Título: Chávez visa sistema educacional vermelho
Autor:
Fonte: Valor Econômico, 17/10/2007, Internacional, p. A15

Pais e mães venezuelanos podem escolher o ensino que desejarem para seus filhos - desde que seja vermelho. Essa é a mensagem do presidente Hugo Chávez e de seu irmão mais velho, Adán, marxista, professor de física e ministro da Educação. As idéias estão contidas nas 549 páginas de uma minuta de plano educacional recentemente vazado para a imprensa. A intenção foi também expressa no início do ano letivo no mês passado, quando a TV exibiu imagens de alunos de uma escola ginasial bradando "pátria, socialismo ou morte!" e cantando canções louvando o presidente.

Para muitos professores e pais de classe média, isso lembra um pesadelo orwelliano. O temor de intervenção governamental em escolas particulares levou-os às ruas, nos primeiros anos da Presidência de Chávez, e contribuiu para desencadear o golpe de Estado que por breve intervalo tirou-o do poder em 2002. Naquele momento, o governo negou que estivesse pretendendo doutrinar os jovens. Mas os irmãos Chávez agora dizem que o objetivo do novo plano educacional é "a formação do novo homem".

Essa frase foi cunhada por Ernesto Che Guevara nos primeiros anos da Revolução Cubana. O "novo homem" seria motivado por estímulos morais, em vez de materiais. O governo comunista de Cuba perseguiu essa quimera em vão durante décadas. Agora, seu aliado venezuelano está embarcando nessa missão. "Os velhos valores do individualismo, capitalismo e egoísmo precisam ser demolidos", diz o presidente. "Novos valores precisam ser criados, e isso só pode ser feito por meio da educação."

O governo não confirmou ou negou a autenticidade da minuta de currículo vazado para a imprensa. Mas seu conteúdo é coerente com muitas declarações oficiais. O documento diz que as crianças aprenderão que o capitalismo é "uma forma de dominação mundial" associada ao imperialismo. Elas aprenderão sobre movimentos de libertação, mas somente socialistas. O estudo da integração econômica latino-americana exclui a Comunidade Andina; o presidente cancelou a participação da Venezuela na comunidade por ser dominada pelo pensamento "neoliberal".

No meio da adolescência, os alunos terão de exibir "uma atitude crítica em relação a qualquer tentativa de agressão interna ou externa". Também terão de desenvolver "mecanismos de informação comunitária" (isto é, segundo oponentes, uma rede de espiões) para defender a soberania nacional. As autoridades admitem tratar-se de um projeto ideológico, mas o mesmo acontece com todos os currículos educacionais, dizem eles.

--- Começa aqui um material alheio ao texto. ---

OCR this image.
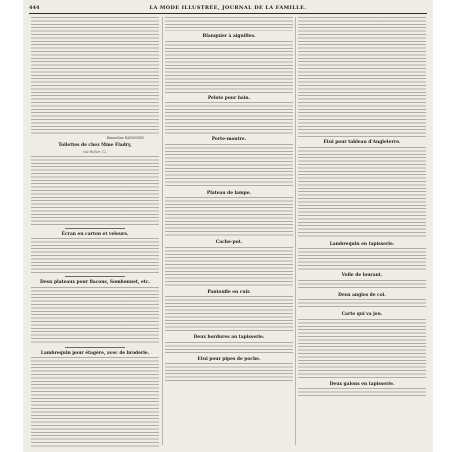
444	LA MODE ILLUSTRÉE, JOURNAL DE LA FAMILLE.
Emmeline RAYMOND.
Toilettes de chez Mme Fladry,
rue Richer, 12.
Écran en carton et velours.
Deux plateaux pour flacons, Sombonnet, etc.
Lambrequin pour étagère, avec de broderie.
Blanquier à aiguilles.
Pelote pour bain.
Porte-montre.
Plateau de lampe.
Cache-pot.
Pantoufle en cuir.
Deux bordures au tapisserie.
Etui pour pipes de poche.
Étui pour tableau d'Angleterre.
Lambrequin en tapisserie.
Voile de lourant.
Deux angles de coi.
Carte qui va jou.
Deux galons en tapisserie.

Segundo o Ministério da Educação, 150 mil professores já tomaram parte em cursos para prepará-los para o novo "Sistema Educacional Bolivariano", recentemente definido pelo presidente como "vermelho, bastante vermelho". Porém mesmo os simpatizantes à idéia continuam confusos, porque ainda não receberam uma cópia do currículo. Apesar disso, a nova abordagem está sendo gradualmente adotada pelas escolas estatais, e será aplicada às particulares no ano que vem. Aproximadamente 20% das crianças venezuelanas freqüentam colégios particulares, e o governo diz que essas não serão abolidas. Mas o presidente advertiu-as de que se negaram-se a colocar em prática o novo currículo serão absorvidas pelo Estado.

Chávez sempre encarou o sistema educacional como a chave para tornar sua "revolução" irreversível. Ele pode citar um mandato conquistado nas urnas em defesa de sua reforma. Em dezembro, durante a campanha para a eleição presidencial (na qual Chávez conquistou 62% dos votos) o presidente citou Antonio Gramsci, um marxista italiano que pregava a necessidade de substituir o capitalismo pela "hegemonia" socialista, mediante uma apropriação das instituições que transmitem os valores da sociedade. Os principais portadores do vírus capitalista, disse Chávez, são a Igreja Católica, as escolas e a mídia.

Em maio, ele se recusou a renovar a concessão do principal canal de TV de oposição. Uma vez que a Igreja Católica tem influência sobre o ensino privado, a reforma educacional atinge dois alvos de um só golpe. Segundo o novo plano, a doutrina católica poderá continuar a ser ensinada nas escolas, mas deixará de ser compulsória.

A Constituição venezuelana de 1999, inspirada por Chávez, assegura "respeito a todas as correntes de pensamento" na educação. Esse não é um dos artigos que ele deseja alterar em um referendo que deverá acontecer em dezembro. Mas tudo sugere que isso será desconsiderado. Indagado recentemente sobre os 40% do eleitorado que sistematicamente opõe-se ao presidente, Adán Chávez disse aqueles que "não são oligarcas" logo reconhecerão seu erro. Essa teoria logo poderá ser testada novamente nas ruas da Venezuela.